HOW DO I FIND THE LEAST COMMON DENOMINATOR
Method 1
Simply list the multiples of each number (multiply by 2, 3, 4, etc.) then look for the smallest number that appears in each list.
Example: Find the least common multiple for 5, 6, and 15.
First we list the multiples of each number.
Multiples of 5 are 10, 15, 20, 25, 30, 35, 40,...
Multiples of 6 are 12, 18, 24, 30, 36, 42, 48,...
Multiples of 15 are 30, 45, 60, 75, 90,....
Now, when you look at the list of multiples, you can see that 30 is the smallest number that appears in each list.
Therefore, the least common multiple of 5, 6 and 15 is 30.
To find the least common denominator (LCD), you need to follow these steps:
1. Identify the denominators: Take a look at the fractions you are working with and identify their denominators.
2. List the multiples: Write down the multiples of each denominator. Keep listing the multiples until you find a common multiple for all denominators.
3. Find the least common multiple (LCM): Determine the smallest number that appears in the list of multiples for all denominators. This is the least common multiple (LCM).
4. Use the LCM as the LCD: The LCM is also the least common denominator (LCD) for the fractions you are dealing with.
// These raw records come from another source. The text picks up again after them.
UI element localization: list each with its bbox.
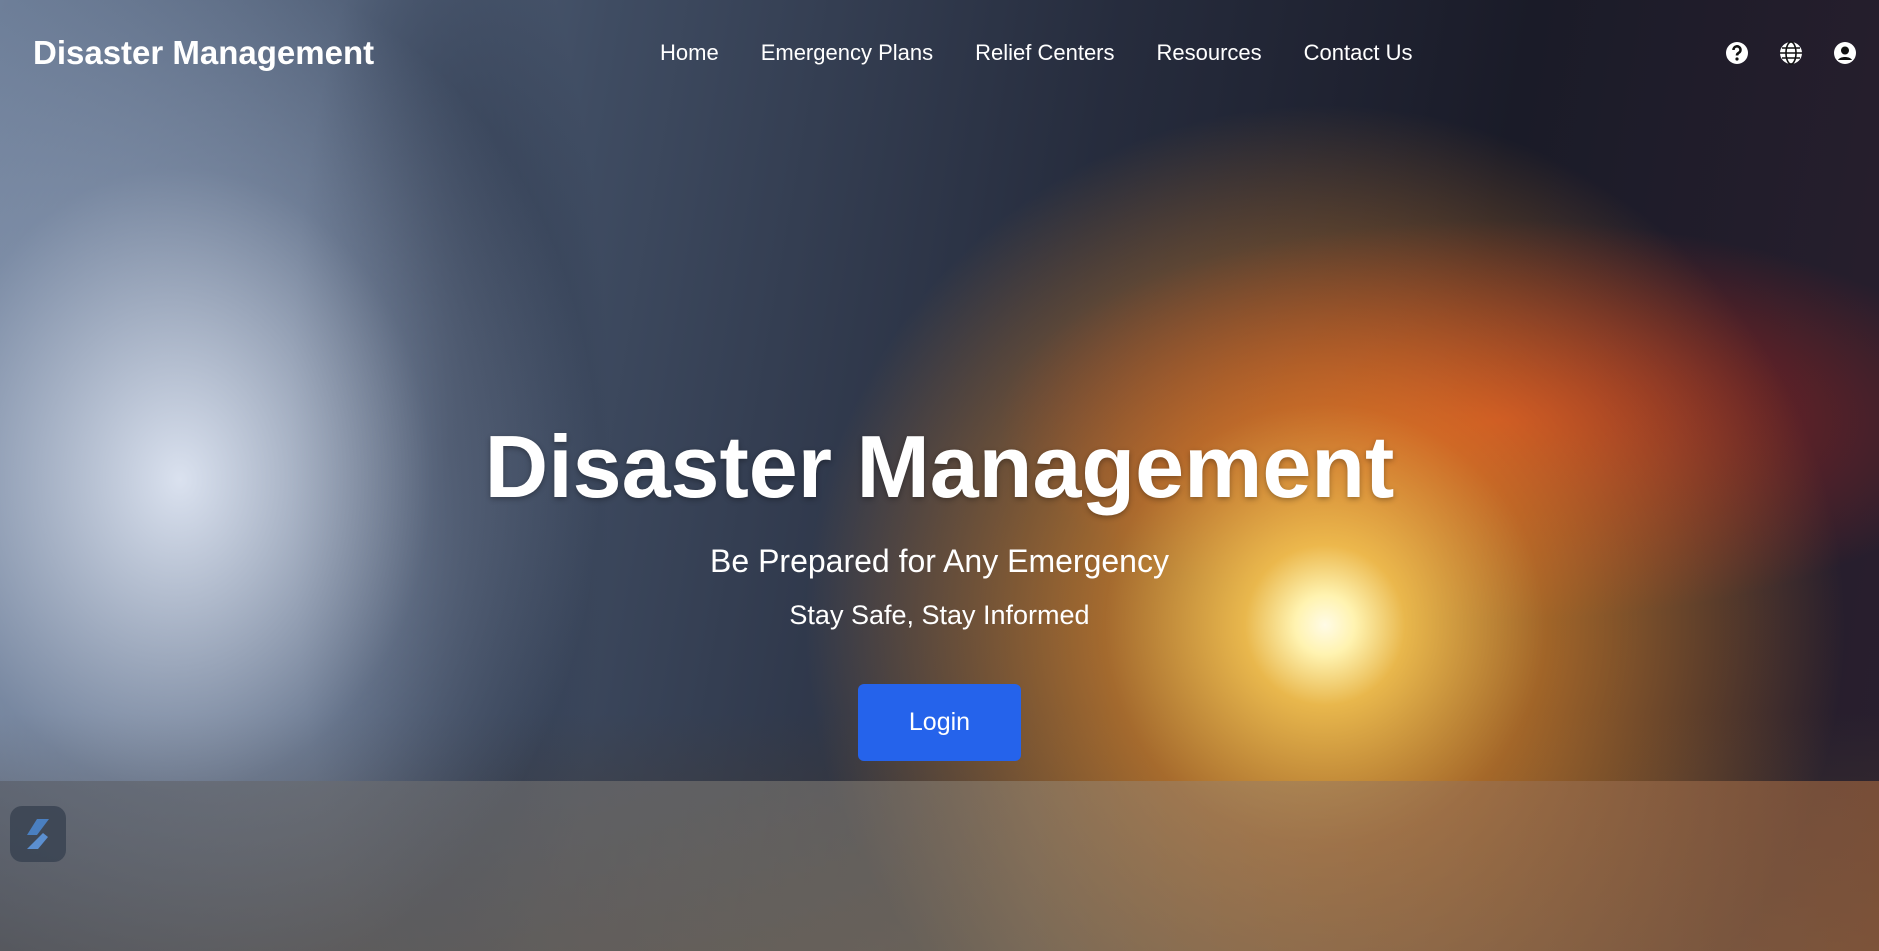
brand-logo[interactable]: Disaster Management xyxy=(33,34,374,72)
background-image-ground xyxy=(0,781,1879,951)
floating-widget-button[interactable] xyxy=(10,806,66,862)
hero-tagline: Stay Safe, Stay Informed xyxy=(789,600,1090,630)
user-circle-icon[interactable] xyxy=(1833,41,1857,65)
widget-logo-icon xyxy=(27,819,49,849)
globe-icon[interactable] xyxy=(1779,41,1803,65)
hero-section: Disaster Management Be Prepared for Any … xyxy=(0,415,1879,761)
hero-title: Disaster Management xyxy=(484,417,1395,516)
navbar: Disaster Management Home Emergency Plans… xyxy=(0,0,1879,106)
nav-emergency-plans[interactable]: Emergency Plans xyxy=(761,40,933,66)
nav-contact-us[interactable]: Contact Us xyxy=(1304,40,1413,66)
nav-relief-centers[interactable]: Relief Centers xyxy=(975,40,1114,66)
login-button[interactable]: Login xyxy=(858,684,1021,761)
hero-subtitle: Be Prepared for Any Emergency xyxy=(710,543,1169,579)
help-circle-icon[interactable] xyxy=(1725,41,1749,65)
nav-home[interactable]: Home xyxy=(660,40,719,66)
nav-resources[interactable]: Resources xyxy=(1157,40,1262,66)
nav-links: Home Emergency Plans Relief Centers Reso… xyxy=(660,40,1412,66)
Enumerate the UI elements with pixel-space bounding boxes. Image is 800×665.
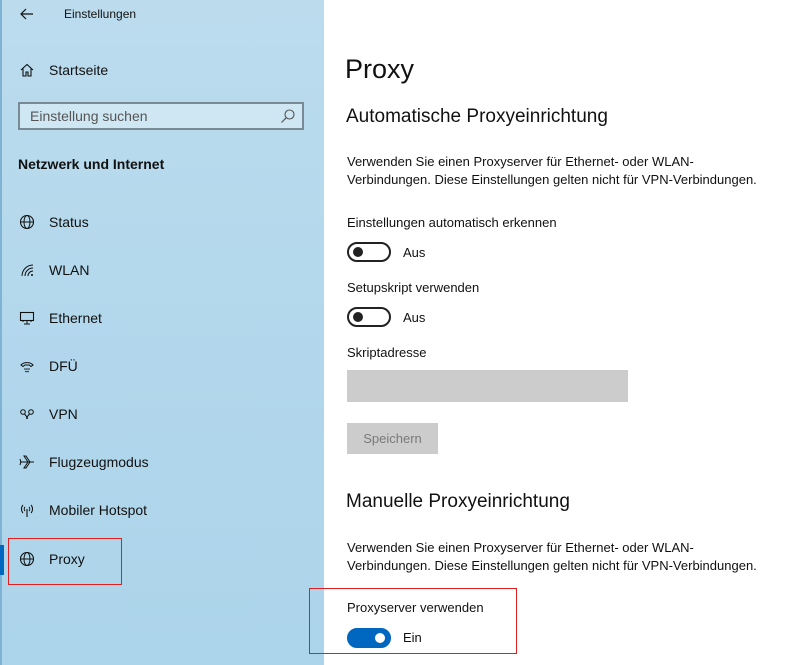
airplane-icon xyxy=(18,453,36,471)
auto-detect-label: Einstellungen automatisch erkennen xyxy=(347,215,557,230)
home-icon xyxy=(18,61,36,79)
settings-window: Einstellungen Startseite Netzwerk und In… xyxy=(0,0,800,665)
setup-script-toggle[interactable] xyxy=(347,307,391,327)
auto-proxy-description: Verwenden Sie einen Proxyserver für Ethe… xyxy=(347,153,797,189)
toggle-knob xyxy=(353,247,363,257)
sidebar-item-status[interactable]: Status xyxy=(0,203,324,243)
sidebar-item-wlan[interactable]: WLAN xyxy=(0,251,324,291)
app-title: Einstellungen xyxy=(64,7,137,21)
back-button[interactable] xyxy=(14,2,40,26)
use-proxy-highlight-frame xyxy=(309,588,517,654)
manual-proxy-description-line1: Verwenden Sie einen Proxyserver für Ethe… xyxy=(347,540,694,555)
sidebar-item-label: Startseite xyxy=(49,62,109,78)
setup-script-label: Setupskript verwenden xyxy=(347,280,480,295)
search-box xyxy=(18,102,304,130)
globe-status-icon xyxy=(18,213,36,231)
sidebar-item-vpn[interactable]: VPN xyxy=(0,395,324,435)
setup-script-state: Aus xyxy=(403,310,426,325)
sidebar-item-label: WLAN xyxy=(49,262,90,278)
sidebar-item-label: Mobiler Hotspot xyxy=(49,502,148,518)
main-content: Proxy Automatische Proxyeinrichtung Verw… xyxy=(324,0,800,665)
ethernet-icon xyxy=(18,309,36,327)
auto-proxy-heading: Automatische Proxyeinrichtung xyxy=(346,106,608,127)
sidebar-item-label: Flugzeugmodus xyxy=(49,454,149,470)
script-address-input[interactable] xyxy=(347,370,628,402)
search-icon[interactable] xyxy=(280,108,296,124)
manual-proxy-heading: Manuelle Proxyeinrichtung xyxy=(346,491,570,512)
sidebar-item-label: DFÜ xyxy=(49,358,78,374)
manual-proxy-description: Verwenden Sie einen Proxyserver für Ethe… xyxy=(347,539,797,575)
toggle-knob xyxy=(353,312,363,322)
sidebar-item-ethernet[interactable]: Ethernet xyxy=(0,299,324,339)
vpn-icon xyxy=(18,405,36,423)
sidebar-item-airplane-mode[interactable]: Flugzeugmodus xyxy=(0,443,324,483)
dialup-icon xyxy=(18,357,36,375)
sidebar-item-label: VPN xyxy=(49,406,78,422)
auto-detect-state: Aus xyxy=(403,245,426,260)
sidebar-item-label: Ethernet xyxy=(49,310,102,326)
wifi-icon xyxy=(18,261,36,279)
sidebar-item-home[interactable]: Startseite xyxy=(0,51,324,91)
page-title: Proxy xyxy=(345,54,415,84)
sidebar-item-label: Status xyxy=(49,214,89,230)
title-bar: Einstellungen xyxy=(0,0,324,30)
auto-proxy-description-line2: Verbindungen. Diese Einstellungen gelten… xyxy=(347,172,757,187)
hotspot-icon xyxy=(18,501,36,519)
proxy-highlight-frame xyxy=(8,538,122,585)
auto-proxy-description-line1: Verwenden Sie einen Proxyserver für Ethe… xyxy=(347,154,694,169)
auto-detect-toggle[interactable] xyxy=(347,242,391,262)
sidebar: Einstellungen Startseite Netzwerk und In… xyxy=(0,0,324,665)
section-heading: Netzwerk und Internet xyxy=(18,156,165,172)
save-button[interactable]: Speichern xyxy=(347,423,438,454)
sidebar-item-mobile-hotspot[interactable]: Mobiler Hotspot xyxy=(0,491,324,531)
back-arrow-icon xyxy=(20,8,33,20)
manual-proxy-description-line2: Verbindungen. Diese Einstellungen gelten… xyxy=(347,558,757,573)
script-address-label: Skriptadresse xyxy=(347,345,427,360)
sidebar-item-dialup[interactable]: DFÜ xyxy=(0,347,324,387)
search-input[interactable] xyxy=(20,104,280,128)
Let's go through an example to illustrate the process:
Example: Find the LCD for the fractions 3/4, 2/5, and 1/6.
1. Identify the denominators: The denominators in this case are 4, 5, and 6.
2. List the multiples:
- Multiples of 4: 4, 8, 12, 16, 20, 24, ...
- Multiples of 5: 5, 10, 15, 20, 25, 30, ...
- Multiples of 6: 6, 12, 18, 24, 30, 36, ...
3. Find the least common multiple (LCM): The LCM of 4, 5, and 6 is 60 since it is the smallest number that appears in the list of multiples for all denominators.
4. Use the LCM as the LCD: The LCD for 3/4, 2/5, and 1/6 is 60.
Therefore, the LCD is 60 in this example.